In realtà questa sistemazione fa sì che mi svegli più spesso del solito, nelle ore più strane. Le due e dieci. Le tre e quaranta. Le quattro e ventinove. Ogni volta dubito di riuscire a riprendere sonno, tentato di esplorare i territori inesplorati dei programmi televisivi in onda a queste ore strane. Eppure ogni volta richiudo gli occhi e torno a sognare.
Però ne vale la pena. Adoro sentire il debole filo d’aria notturna che viene da fuori, con l’orecchio teso a cosa succede oltre la mia camera. I rumori più normali che nella notte risuonano più forti e più cupi. Una macchina che passa alla quattro per la strada sotto casa mia. Un allarme che viene da chissà dove e tu lo senti strano, mezzo nel sogno e mezzo fuori. Un cane del cazzo che alle sei di mattina si mette ad abbaiare senza motivo.

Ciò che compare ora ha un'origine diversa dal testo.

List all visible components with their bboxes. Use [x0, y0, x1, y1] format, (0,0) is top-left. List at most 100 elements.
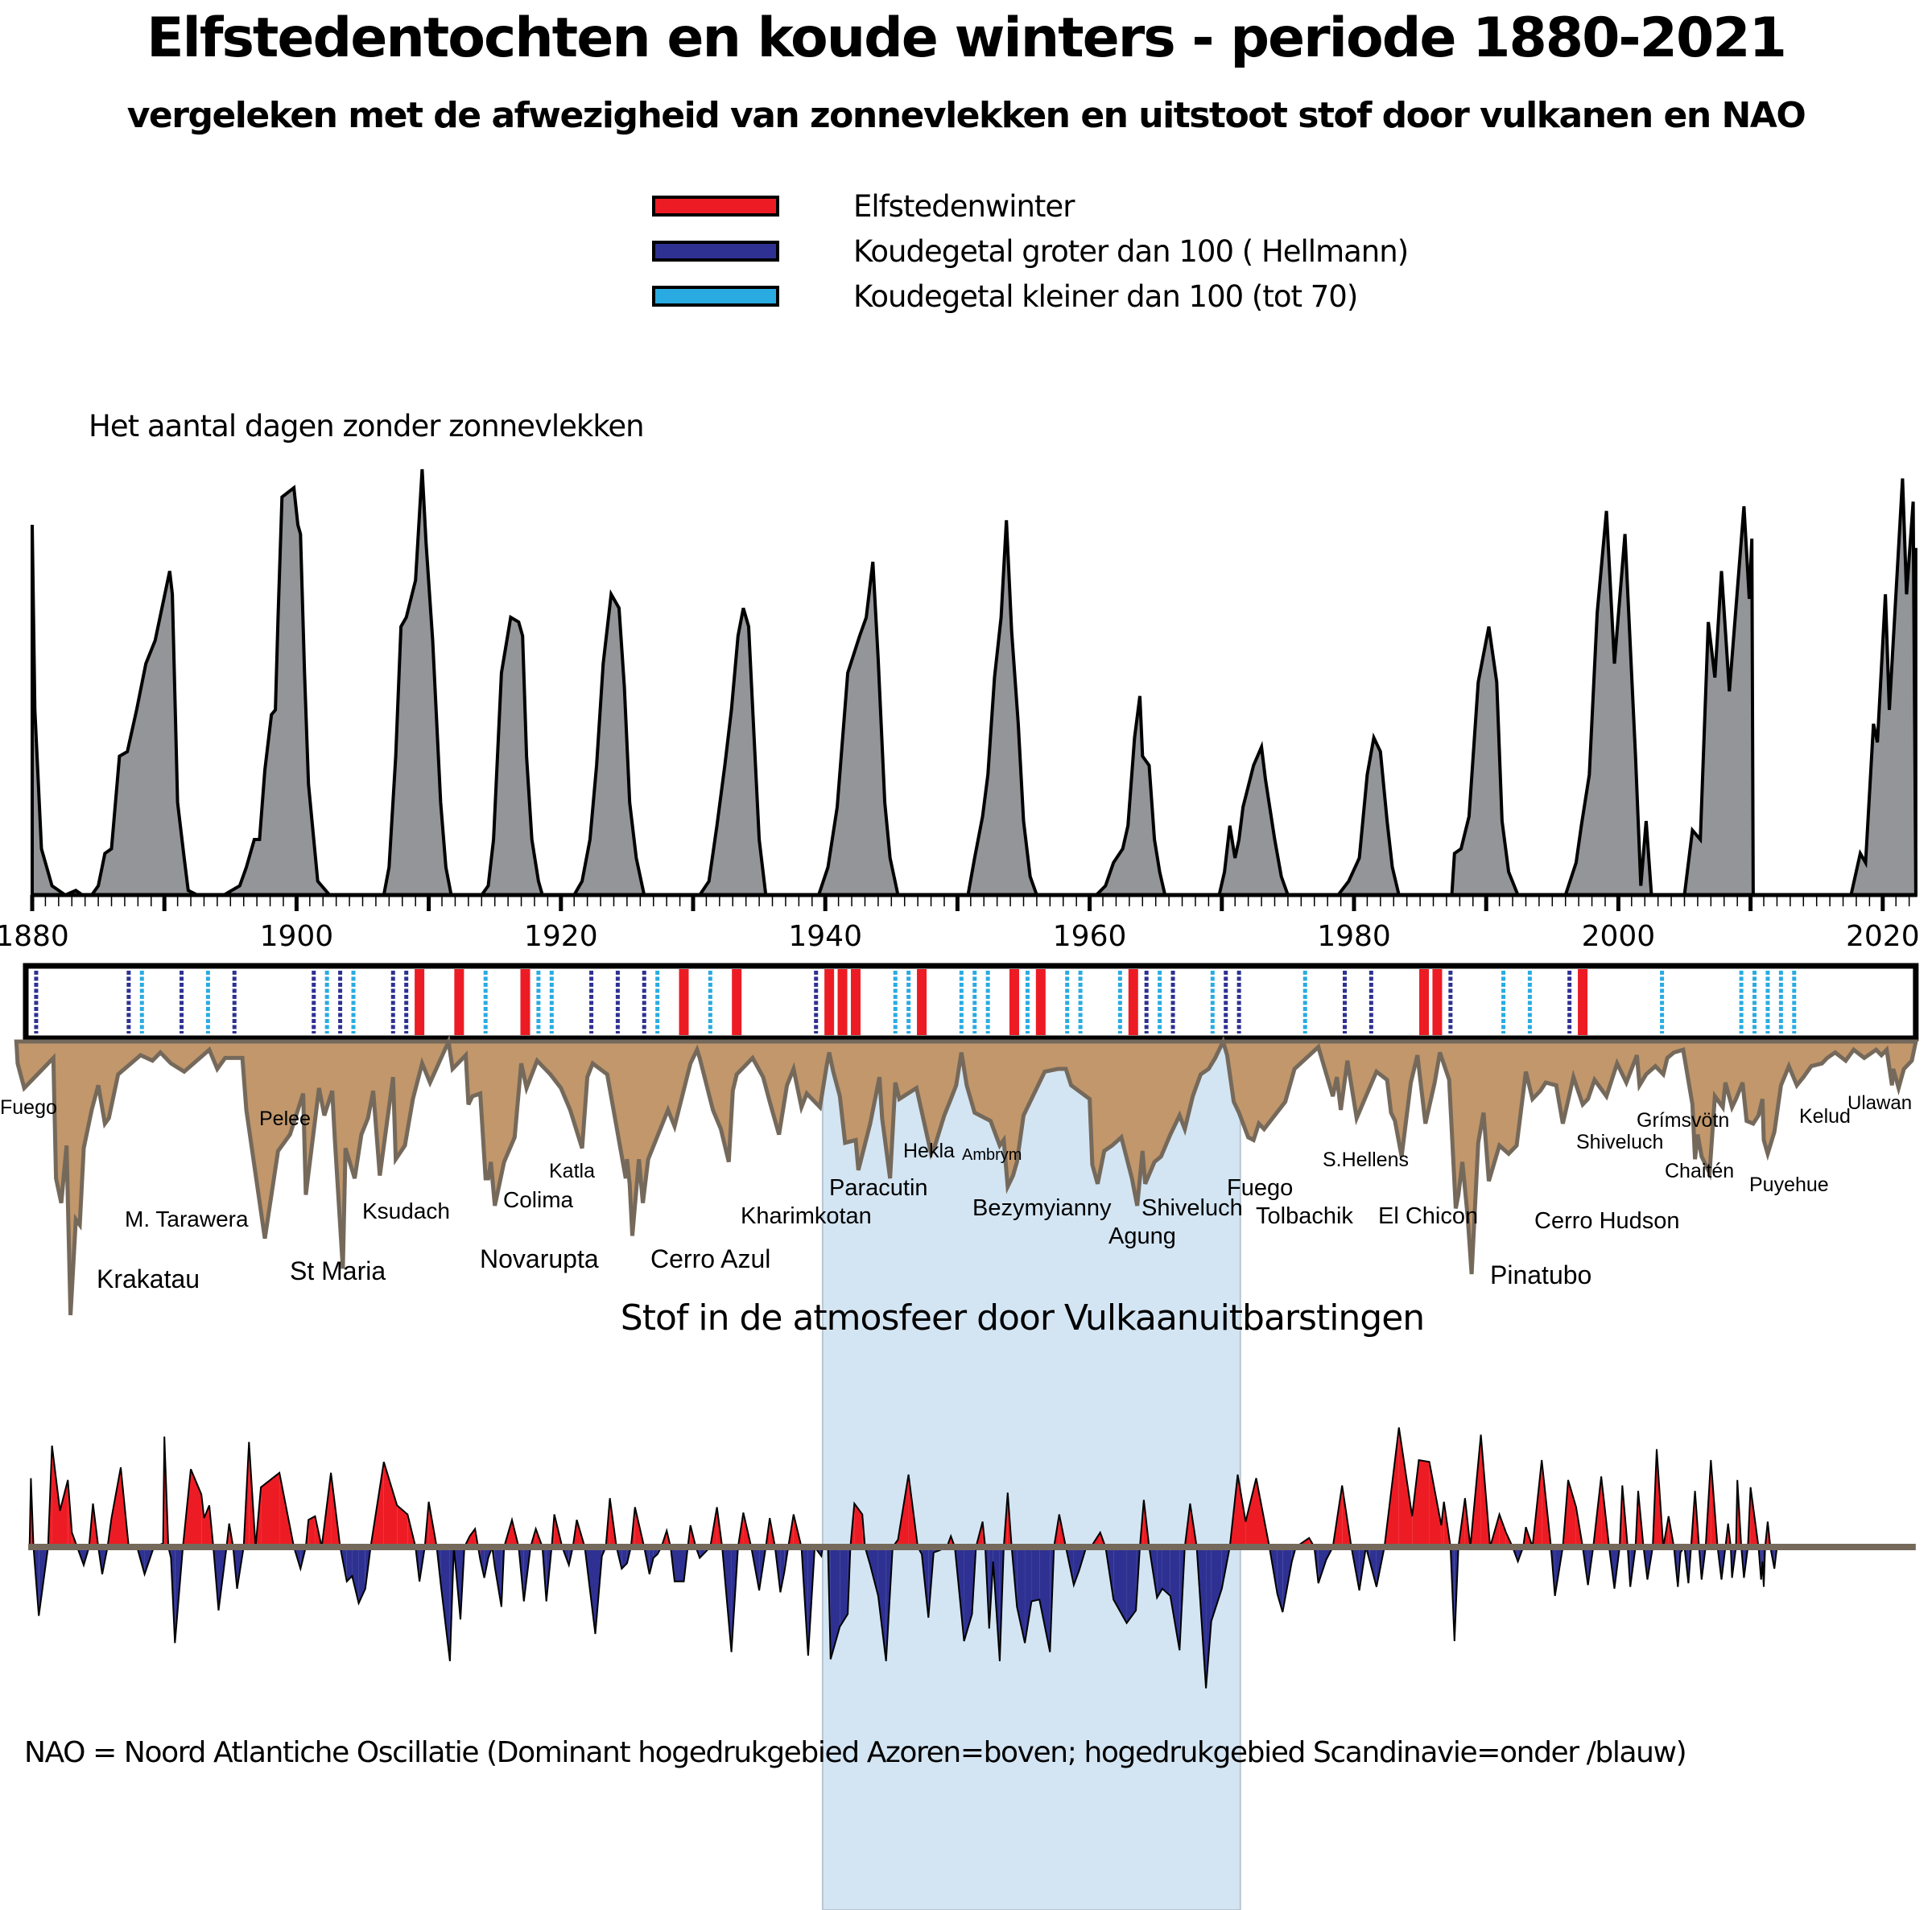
nao-negative-segment — [780, 1547, 785, 1593]
nao-negative-segment — [964, 1547, 972, 1641]
nao-positive-segment — [60, 1479, 68, 1547]
nao-positive-segment — [1412, 1460, 1419, 1547]
nao-negative-segment — [870, 1547, 878, 1596]
nao-positive-segment — [469, 1528, 476, 1547]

E sopra di tutti, il più bello, il rumore della pioggia, come quella dell’ultima notte. Mi sveglio con le gocce che cadono, penso come prima cosa, stranamente, che il meteo non l’aveva previsto. Ma non è un temporale forte, non c’è bisogno di scomodarsi, alzarsi e chiudere di corsa le finestre, e c’è tutto il piacere di ascoltare i suoni bagnati e sapersi al sicuro all’asciutto, col privilegio di potersi addormentare di nuovo.
Anche i sogni, svegliandosi nella stanza illuminata dalla luna che entra da quella fessura lasciata dalla serranda non del tutto abbassata, sono più vivi. Come l’altra notte. Sognavo una ragazza triste coi capelli lunghi e rossi. La abbracciavo, stringendole il viso alla mia spalla, e nient’altro. Ma cosa c’entra questo col resto, direte. Nulla, assolutamente nulla. E lasciate le finestre aperte.